If you are struggling to meet your monthly obligations such as paying bills or buying groceries, you can apply for a payday loan to ease your financial burden.
A payday loan can be known as a variety of other things, such as, a cash advance, salary advance, paycheck advance, check advance and so on. These loans are easy to apply for, do not require any form of collateral and any adult with steady employment and with an active checking account can get approved for them.
However, times can be difficult and you may end up unable to pay the payday loan. In this scenario, the loan will continue renewing on its due date and at the same time accruing interest and other charges such as late payment fees.
When unable to pay their debts, some people opt to file for bankruptcy. Should you file for bankruptcy, what happens to the payday loan debt?
Payday Loans and Bankruptcy
Payday loans are given without collateral and are therefore unsecured debts. Generally, any unsecured debt is discharged when you file for bankruptcy. Let’s look at what’s bankruptcy and how bankruptcy relates to payday loans.
In a bankruptcy, debtors can discharge any debts without repayments. All debts that are not secured, such as payday loans, are dischargeable. You should indicate the payday loan as an unsecured loan on your bankruptcy petition. All unsecured debts are dischargeable under bankruptcy since they are not considered to be priority debts.
Bankruptcy Related to Payday Loans
Here, you will be required to pay your debts through structured payments. In this option, any payday loans will have to be paid over time according to the payment structure recommended by the court. If you are unable to complete paying back the loan, you can take advantage of a hardship provision to discharge part of it.
Know Your Rights
Payday loans offer quick relief when you are in financial hardship. However, before you apply for the loan, you should know your rights. For example, just like any other unsecured personal loan, a payday loan can be discharged in a bankruptcy proceeding.
Some lenders may have a disclaimer in their terms indicating that their loans are not dischargeable. This information is not true and is usually a scare tactic to make borrowers pay back.
Is Bankruptcy the Way out for a Payday loan?
If you have an outstanding payday loan, bankruptcy isn’t your best option. Unlike loans from banks and other credit institutions, payday loans are usually smaller. For example, most lenders offer payday loans of just up to $1,500. This is a small amount that you can easily pay back if you work on your finances.
The best way to manage your payday loan debt is to drastically cut back on expenses. Check your month spending and determine how much you can save by eliminating some luxury spending. For example, you can choose to cut off or reduce spending on cable TV, clothing, entertainment and even junk food.
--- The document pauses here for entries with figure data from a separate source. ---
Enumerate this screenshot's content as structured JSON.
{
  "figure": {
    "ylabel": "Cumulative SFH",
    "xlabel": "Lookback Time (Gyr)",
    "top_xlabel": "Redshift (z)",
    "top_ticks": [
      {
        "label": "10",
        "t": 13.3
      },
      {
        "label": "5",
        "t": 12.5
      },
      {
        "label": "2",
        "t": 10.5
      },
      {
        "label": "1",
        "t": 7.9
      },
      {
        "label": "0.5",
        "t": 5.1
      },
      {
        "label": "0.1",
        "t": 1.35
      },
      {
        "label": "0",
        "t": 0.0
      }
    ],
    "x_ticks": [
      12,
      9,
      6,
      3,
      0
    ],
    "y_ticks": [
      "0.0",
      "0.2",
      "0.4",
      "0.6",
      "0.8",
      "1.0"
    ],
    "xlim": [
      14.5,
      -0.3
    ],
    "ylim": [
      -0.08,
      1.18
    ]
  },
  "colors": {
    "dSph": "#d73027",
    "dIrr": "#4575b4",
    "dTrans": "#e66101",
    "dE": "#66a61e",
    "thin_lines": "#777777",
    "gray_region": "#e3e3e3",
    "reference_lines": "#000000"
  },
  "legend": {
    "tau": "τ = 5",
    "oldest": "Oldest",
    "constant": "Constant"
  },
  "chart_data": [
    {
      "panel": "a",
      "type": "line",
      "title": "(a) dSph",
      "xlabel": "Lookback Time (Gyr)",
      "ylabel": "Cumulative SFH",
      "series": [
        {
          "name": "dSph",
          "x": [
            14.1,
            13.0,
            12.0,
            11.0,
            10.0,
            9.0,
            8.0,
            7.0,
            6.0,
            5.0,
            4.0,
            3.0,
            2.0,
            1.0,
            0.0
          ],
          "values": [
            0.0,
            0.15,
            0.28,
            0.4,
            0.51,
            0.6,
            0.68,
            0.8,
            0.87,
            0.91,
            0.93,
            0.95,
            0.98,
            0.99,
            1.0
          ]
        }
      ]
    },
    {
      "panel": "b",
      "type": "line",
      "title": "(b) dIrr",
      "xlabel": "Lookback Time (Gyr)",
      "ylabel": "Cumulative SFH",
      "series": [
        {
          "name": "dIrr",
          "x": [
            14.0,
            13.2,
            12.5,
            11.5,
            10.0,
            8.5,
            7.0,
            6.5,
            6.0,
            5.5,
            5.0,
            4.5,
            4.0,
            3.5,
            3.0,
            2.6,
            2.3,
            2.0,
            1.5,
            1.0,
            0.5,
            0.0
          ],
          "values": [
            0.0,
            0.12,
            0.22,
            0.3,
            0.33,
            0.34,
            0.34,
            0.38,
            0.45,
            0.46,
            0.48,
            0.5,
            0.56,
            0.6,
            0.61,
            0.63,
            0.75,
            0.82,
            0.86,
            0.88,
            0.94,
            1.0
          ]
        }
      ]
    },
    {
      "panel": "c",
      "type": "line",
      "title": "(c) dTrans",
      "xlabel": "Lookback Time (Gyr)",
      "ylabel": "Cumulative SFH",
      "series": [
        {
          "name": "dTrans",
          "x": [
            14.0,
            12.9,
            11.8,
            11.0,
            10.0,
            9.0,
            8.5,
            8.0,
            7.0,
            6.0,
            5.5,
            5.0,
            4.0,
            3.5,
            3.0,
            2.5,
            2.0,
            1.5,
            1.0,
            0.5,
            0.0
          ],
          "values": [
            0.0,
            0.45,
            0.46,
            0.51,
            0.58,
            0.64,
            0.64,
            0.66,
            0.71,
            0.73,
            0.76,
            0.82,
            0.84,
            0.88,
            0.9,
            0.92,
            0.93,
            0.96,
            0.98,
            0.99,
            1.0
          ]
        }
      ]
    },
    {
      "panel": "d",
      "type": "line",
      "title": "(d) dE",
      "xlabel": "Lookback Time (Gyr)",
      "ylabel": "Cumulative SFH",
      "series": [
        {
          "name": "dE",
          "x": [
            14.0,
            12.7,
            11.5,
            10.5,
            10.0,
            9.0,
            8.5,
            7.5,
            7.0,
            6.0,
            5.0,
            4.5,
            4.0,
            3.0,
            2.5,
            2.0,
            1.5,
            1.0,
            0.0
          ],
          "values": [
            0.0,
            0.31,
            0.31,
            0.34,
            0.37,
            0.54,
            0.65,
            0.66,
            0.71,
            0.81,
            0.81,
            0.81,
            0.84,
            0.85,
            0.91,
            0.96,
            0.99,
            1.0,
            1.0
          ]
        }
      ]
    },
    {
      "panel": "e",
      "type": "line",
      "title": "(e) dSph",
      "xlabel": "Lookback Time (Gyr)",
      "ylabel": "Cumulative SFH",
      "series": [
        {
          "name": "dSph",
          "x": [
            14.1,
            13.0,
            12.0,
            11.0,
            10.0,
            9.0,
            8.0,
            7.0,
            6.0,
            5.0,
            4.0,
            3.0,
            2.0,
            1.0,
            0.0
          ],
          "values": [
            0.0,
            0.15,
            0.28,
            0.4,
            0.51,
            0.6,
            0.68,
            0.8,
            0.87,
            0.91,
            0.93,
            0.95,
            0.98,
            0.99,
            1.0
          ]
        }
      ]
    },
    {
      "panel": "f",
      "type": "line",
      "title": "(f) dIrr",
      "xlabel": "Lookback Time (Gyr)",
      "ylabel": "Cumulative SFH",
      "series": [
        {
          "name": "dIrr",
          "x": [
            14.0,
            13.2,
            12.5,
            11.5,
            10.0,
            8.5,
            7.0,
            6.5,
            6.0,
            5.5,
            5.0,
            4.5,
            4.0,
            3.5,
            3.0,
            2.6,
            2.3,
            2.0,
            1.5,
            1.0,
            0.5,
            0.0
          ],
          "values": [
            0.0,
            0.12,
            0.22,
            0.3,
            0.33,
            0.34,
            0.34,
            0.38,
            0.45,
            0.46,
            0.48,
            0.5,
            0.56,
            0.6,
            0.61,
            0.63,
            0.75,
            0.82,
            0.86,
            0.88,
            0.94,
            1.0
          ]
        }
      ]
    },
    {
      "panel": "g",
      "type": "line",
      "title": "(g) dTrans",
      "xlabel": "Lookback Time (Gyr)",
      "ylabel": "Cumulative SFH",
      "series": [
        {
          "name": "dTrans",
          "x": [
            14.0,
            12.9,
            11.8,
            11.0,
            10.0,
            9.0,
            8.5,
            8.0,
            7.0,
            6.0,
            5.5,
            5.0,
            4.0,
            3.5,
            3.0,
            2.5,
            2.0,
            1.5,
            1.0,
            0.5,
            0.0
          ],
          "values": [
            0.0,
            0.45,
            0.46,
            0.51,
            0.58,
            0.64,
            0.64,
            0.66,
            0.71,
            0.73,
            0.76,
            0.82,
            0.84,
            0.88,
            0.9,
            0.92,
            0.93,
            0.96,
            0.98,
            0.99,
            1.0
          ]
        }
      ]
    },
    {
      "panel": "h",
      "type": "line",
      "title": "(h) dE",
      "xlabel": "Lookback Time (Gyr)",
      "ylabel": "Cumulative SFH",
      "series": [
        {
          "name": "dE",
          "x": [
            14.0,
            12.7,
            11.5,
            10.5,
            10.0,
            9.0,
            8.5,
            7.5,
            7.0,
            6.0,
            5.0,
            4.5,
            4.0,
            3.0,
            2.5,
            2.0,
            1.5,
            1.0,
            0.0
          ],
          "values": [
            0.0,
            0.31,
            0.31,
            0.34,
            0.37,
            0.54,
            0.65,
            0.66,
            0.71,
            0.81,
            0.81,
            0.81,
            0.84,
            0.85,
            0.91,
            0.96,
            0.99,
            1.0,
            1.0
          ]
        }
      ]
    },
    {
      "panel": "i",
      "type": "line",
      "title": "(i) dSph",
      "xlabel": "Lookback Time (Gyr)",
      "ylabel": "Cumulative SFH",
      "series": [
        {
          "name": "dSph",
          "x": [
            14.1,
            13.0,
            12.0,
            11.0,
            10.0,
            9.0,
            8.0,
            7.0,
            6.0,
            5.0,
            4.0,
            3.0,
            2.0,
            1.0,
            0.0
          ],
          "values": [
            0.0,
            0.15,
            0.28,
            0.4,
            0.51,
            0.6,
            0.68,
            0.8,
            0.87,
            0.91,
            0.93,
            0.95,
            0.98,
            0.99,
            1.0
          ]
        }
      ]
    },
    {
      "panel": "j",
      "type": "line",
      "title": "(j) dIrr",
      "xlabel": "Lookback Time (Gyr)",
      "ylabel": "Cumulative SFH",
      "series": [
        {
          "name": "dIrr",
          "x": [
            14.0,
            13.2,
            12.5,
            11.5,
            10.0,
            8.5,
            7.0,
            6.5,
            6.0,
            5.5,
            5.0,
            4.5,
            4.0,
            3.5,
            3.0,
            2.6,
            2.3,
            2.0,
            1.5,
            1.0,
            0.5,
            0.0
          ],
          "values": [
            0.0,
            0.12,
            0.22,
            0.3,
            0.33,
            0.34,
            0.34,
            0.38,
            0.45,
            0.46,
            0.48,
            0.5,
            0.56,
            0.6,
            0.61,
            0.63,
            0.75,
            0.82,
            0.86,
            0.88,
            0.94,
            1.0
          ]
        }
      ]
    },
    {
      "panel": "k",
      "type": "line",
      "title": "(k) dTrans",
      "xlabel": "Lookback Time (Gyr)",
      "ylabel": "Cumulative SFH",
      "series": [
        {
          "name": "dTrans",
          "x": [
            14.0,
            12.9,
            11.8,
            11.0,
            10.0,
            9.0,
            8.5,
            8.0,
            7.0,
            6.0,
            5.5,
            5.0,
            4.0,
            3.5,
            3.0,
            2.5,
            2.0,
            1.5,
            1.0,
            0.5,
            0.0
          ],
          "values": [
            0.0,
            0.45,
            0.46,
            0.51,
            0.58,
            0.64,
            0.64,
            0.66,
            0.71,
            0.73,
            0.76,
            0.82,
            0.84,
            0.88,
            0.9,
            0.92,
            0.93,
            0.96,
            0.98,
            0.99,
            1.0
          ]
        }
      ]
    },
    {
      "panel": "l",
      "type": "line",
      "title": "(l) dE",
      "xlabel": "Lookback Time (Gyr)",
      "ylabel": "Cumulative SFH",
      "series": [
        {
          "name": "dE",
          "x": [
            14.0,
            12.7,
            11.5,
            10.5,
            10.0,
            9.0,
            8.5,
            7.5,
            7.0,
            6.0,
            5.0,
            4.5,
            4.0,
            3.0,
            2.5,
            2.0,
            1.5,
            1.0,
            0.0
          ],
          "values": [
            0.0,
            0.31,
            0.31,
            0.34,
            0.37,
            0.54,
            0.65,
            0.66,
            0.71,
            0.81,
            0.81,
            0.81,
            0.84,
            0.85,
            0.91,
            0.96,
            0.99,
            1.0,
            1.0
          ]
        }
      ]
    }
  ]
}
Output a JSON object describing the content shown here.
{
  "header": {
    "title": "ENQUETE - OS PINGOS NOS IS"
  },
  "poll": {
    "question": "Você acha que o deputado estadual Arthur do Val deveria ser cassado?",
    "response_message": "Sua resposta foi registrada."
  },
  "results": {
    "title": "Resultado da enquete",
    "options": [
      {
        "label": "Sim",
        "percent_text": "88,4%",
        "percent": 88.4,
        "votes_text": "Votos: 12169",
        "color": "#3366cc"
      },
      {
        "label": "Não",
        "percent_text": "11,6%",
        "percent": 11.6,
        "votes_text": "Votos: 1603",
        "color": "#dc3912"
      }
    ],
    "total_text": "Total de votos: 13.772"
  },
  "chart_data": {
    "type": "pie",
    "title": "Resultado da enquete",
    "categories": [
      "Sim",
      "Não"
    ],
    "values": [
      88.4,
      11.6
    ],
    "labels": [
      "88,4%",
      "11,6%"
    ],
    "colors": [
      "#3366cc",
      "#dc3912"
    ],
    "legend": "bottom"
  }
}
The small savings you accrue from the spending you eliminate can be channeled towards paying back the payday loan.
Another route you can consider is getting a part time job or working overtime to increase your income. Doing a part time job for a couple of hours every day can leave you with significant additional income at the end of the month. Alternatively, if you cannot do any job, sell something. Sites like eBay are great for selling personal items. If you wish, you can also hold a garage sale in your neighborhood.
You can also try to pay off the debt using a credit card. While you may not be able to qualify for a low-interest credit card, you can pay off the debt with a high interest credit card which takes longer to pay back. This is a better option than leaving your payday loan to continue accruing interest every month.
Finally, if you cannot get approved for a credit card, you can request someone you know that has a good credit score to co-sign a credit card account. Before you request for a co-signer, make sure you have a solid plan on how you will pay back the balance on the card.
Filing for bankruptcy will lower your credit score. Apart from this, there is a lengthy waiting period before you will be allowed to file again (should you need to). Bankruptcy should be your last resort when unable to pay your loan.